Above all else, I use my home computer because I enjoy it. Only part of enjoyment comes from whether a tool works well technically. The people I have to deal with in the process of using that tool are also a huge part of enjoyment. I'll take a decent distro with a really active, friendly, helpful, enthusiastic community over a really advanced technical distro with a lot of abrasive personalities prominently connected with it. I must say that the people who post to PlanetLarry seem for the most part to be very friendly and good-natured, and it's possibly just a few loud people who are drowning out all the tons of good people. Or maybe I feel better about Ubuntu at the moment because it still has that new-distro smell. We shall see.

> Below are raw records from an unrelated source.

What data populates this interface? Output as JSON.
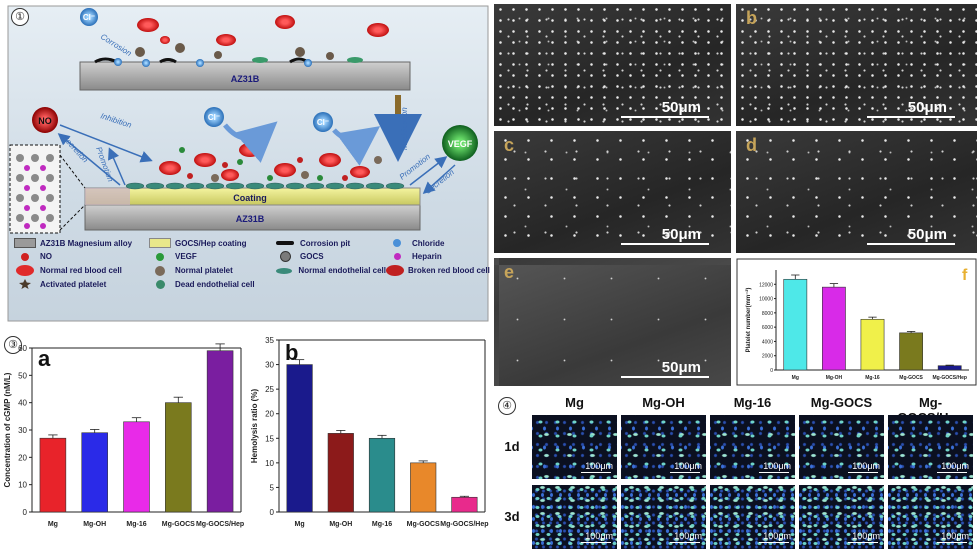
{
  "panel1": {
    "number": "①",
    "substrate_top": "AZ31B",
    "substrate_bottom": "AZ31B",
    "coating": "Coating",
    "ions": {
      "cl": "Cl⁻",
      "no": "NO",
      "vegf": "VEGF"
    },
    "arrows": {
      "corrosion": "Corrosion",
      "inhibition": "Inhibition",
      "secretion_left": "Secretion",
      "promotion_left": "Promotion",
      "modification": "Modification",
      "promotion_right": "Promotion",
      "secretion_right": "Secretion"
    },
    "legend": [
      {
        "label": "AZ31B Magnesium alloy",
        "symbol": "alloy"
      },
      {
        "label": "GOCS/Hep coating",
        "symbol": "coating"
      },
      {
        "label": "Corrosion pit",
        "symbol": "pit"
      },
      {
        "label": "Chloride",
        "symbol": "chloride"
      },
      {
        "label": "NO",
        "symbol": "no"
      },
      {
        "label": "VEGF",
        "symbol": "vegf"
      },
      {
        "label": "GOCS",
        "symbol": "gocs"
      },
      {
        "label": "Heparin",
        "symbol": "heparin"
      },
      {
        "label": "Normal red blood cell",
        "symbol": "rbc"
      },
      {
        "label": "Normal platelet",
        "symbol": "platelet"
      },
      {
        "label": "Normal endothelial cell",
        "symbol": "endo"
      },
      {
        "label": "Broken red blood cell",
        "symbol": "brokenrbc"
      },
      {
        "label": "Activated platelet",
        "symbol": "actplatelet"
      },
      {
        "label": "Dead endothelial cell",
        "symbol": "deadendo"
      }
    ]
  },
  "panel2": {
    "number": "②",
    "scale": "50μm",
    "images": [
      {
        "letter": "",
        "density": "dense"
      },
      {
        "letter": "b",
        "density": "dense"
      },
      {
        "letter": "c",
        "density": "sparse"
      },
      {
        "letter": "d",
        "density": "sparse"
      },
      {
        "letter": "e",
        "density": "veryfew"
      }
    ],
    "chart_f_letter": "f",
    "chart_f_tick_labels": [
      "0",
      "2000",
      "4000",
      "6000",
      "8000",
      "10000",
      "12000"
    ]
  },
  "panel3": {
    "number": "③",
    "chart_a_letter": "a",
    "chart_b_letter": "b"
  },
  "panel4": {
    "number": "④",
    "columns": [
      "Mg",
      "Mg-OH",
      "Mg-16",
      "Mg-GOCS",
      "Mg-GOCS/Hep"
    ],
    "rows": [
      "1d",
      "3d"
    ],
    "scale": "100μm"
  },
  "chart_data": [
    {
      "type": "bar",
      "letter": "a",
      "categories": [
        "Mg",
        "Mg-OH",
        "Mg-16",
        "Mg-GOCS",
        "Mg-GOCS/Hep"
      ],
      "values": [
        27,
        29,
        33,
        40,
        59
      ],
      "errors": [
        1.2,
        1.2,
        1.5,
        2,
        2.5
      ],
      "colors": [
        "#e8232a",
        "#2a2ae8",
        "#e82ae8",
        "#7a7a1e",
        "#7a1ea0"
      ],
      "ylabel": "Concentration of cGMP (nM/L)",
      "ylim": [
        0,
        60
      ],
      "yticks": [
        0,
        10,
        20,
        30,
        40,
        50,
        60
      ]
    },
    {
      "type": "bar",
      "letter": "b",
      "categories": [
        "Mg",
        "Mg-OH",
        "Mg-16",
        "Mg-GOCS",
        "Mg-GOCS/Hep"
      ],
      "values": [
        30,
        16,
        15,
        10,
        3
      ],
      "errors": [
        1,
        0.6,
        0.6,
        0.4,
        0.2
      ],
      "colors": [
        "#1a1a8c",
        "#8c1a1a",
        "#2a8c8c",
        "#e8882a",
        "#e82a8c"
      ],
      "ylabel": "Hemolysis ratio (%)",
      "ylim": [
        0,
        35
      ],
      "yticks": [
        0,
        5,
        10,
        15,
        20,
        25,
        30,
        35
      ]
    },
    {
      "type": "bar",
      "letter": "f",
      "categories": [
        "Mg",
        "Mg-OH",
        "Mg-16",
        "Mg-GOCS",
        "Mg-GOCS/Hep"
      ],
      "values": [
        12700,
        11600,
        7100,
        5200,
        600
      ],
      "errors": [
        600,
        500,
        300,
        200,
        80
      ],
      "colors": [
        "#4ee8e8",
        "#d82ae8",
        "#f0f04a",
        "#7a7a1e",
        "#1a1a8c"
      ],
      "ylabel": "Platelet number(mm⁻²)",
      "ylim": [
        0,
        14000
      ]
    }
  ]
}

There's a good reason I labeled this rant "unimportant".

November 17, 2006 @ 12:20 PM PST
Cateogory: Programming

1 Comment

David Grant
Quoth David Grant on November 17, 2006 @ 1:12 PM PST

Personally, I used Debian before Gentoo and never looked back. Debian was awesome compared to Mandrake, but didn't compare to Gentoo. Nothing has really changed, Ubuntu is still very much Debian, it's just like Debian-testing. Or rather, Prodigy or Corel or done right. My reasons for leaving Debian and switching to Gentoo haven't changed if you replace the word "Debian" with "Ubuntu".

"So the more people with the same stuff as you, the nicer the selection of software you end up with."

Not really true. Didn't Redhat or SUSE or some other RPM-based distro used to have the largest user base? And they always sucked and Gentoo and Debian (with non-free repositories) always had far better selection of software and better tools. What about Windows, it has the largest user base, but I wouldn't say it's selection of software is "nicer".